245 Views
Наш главный – человек предприимчивый. В один прекрасный день он притащил в редакцию большой блестящий никелированный диск, положил посреди комнаты на пол и сообщил:
– Это машина времени.
Мы не очень-то удивились.
– Пока что можно путешествовать только обратно во времени, – сказал он, – но если удастся достать блок будущего, будем посещать даже двадцать второй век.
Мы молча слушали. Никто не сомневался, что он достанет и этот блок.
– Предложения есть? – спросил главный.
Предложений не было. Все зачарованно смотрели на машину времени.
– Кто знает немецкий?
Наши взоры обратились на Барбару. Она покраснела, уронила пепел с сигареты на пол, но тут же нашлась:
– Михкель тоже знает!
Главный с упреком посмотрел на нее:
– Ты же знаешь – Михкель на больничном.
Он указал рукой на диск и добавил:
– Каждая минута простоя влетает в копеечку.
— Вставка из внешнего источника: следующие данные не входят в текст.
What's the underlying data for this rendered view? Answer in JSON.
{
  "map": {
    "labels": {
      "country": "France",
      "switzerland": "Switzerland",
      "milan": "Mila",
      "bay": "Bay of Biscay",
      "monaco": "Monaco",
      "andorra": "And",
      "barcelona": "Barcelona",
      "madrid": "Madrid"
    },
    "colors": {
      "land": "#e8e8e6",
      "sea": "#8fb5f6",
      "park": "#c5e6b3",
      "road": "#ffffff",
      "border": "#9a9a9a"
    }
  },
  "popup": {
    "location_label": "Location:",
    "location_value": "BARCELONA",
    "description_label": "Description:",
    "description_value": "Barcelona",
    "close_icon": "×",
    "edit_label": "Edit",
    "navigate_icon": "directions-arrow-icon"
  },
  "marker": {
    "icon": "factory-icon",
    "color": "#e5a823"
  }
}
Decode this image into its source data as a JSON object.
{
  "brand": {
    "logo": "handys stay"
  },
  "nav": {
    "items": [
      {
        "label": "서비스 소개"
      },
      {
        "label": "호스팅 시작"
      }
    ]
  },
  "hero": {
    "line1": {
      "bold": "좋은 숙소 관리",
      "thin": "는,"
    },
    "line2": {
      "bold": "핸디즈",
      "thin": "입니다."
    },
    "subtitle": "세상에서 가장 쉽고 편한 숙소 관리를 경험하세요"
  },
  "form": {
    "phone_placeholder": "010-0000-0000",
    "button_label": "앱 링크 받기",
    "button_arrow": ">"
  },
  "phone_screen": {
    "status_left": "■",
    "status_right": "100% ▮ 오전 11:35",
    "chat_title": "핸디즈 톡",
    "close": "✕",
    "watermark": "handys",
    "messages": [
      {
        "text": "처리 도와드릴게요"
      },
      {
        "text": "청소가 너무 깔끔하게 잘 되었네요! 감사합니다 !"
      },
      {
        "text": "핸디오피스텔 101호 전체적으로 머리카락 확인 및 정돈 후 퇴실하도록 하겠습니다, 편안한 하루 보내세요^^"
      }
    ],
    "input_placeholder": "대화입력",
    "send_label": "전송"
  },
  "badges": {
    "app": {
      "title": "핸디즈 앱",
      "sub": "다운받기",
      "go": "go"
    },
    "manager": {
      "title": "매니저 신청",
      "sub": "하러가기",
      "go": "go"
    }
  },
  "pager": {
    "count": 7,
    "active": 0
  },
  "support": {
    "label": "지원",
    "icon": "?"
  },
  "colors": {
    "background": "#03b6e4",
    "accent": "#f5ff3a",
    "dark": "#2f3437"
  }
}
Мы снова уставились на машину. Она поразительно смахивала на диск здоровья, который наш журнал рекламирует в рубрике «Стройной стать, стройной остаться!» Если стоя на этом диске подобно лыжнику размахивать руками, то верхняя пластина диска начнет вращаться, а объем талии будет уменьшаться. За год на целых три сантиметра.
– Двадцать седьмого апреля исполнится двести семьдесят лет со дня рождения Иммануила Канта, – сказал главный. – Тебе, Барбара, придется его посетить и взять интервью.
– Да вы что? Я даже самолета боюсь! И кто такой этот Кант?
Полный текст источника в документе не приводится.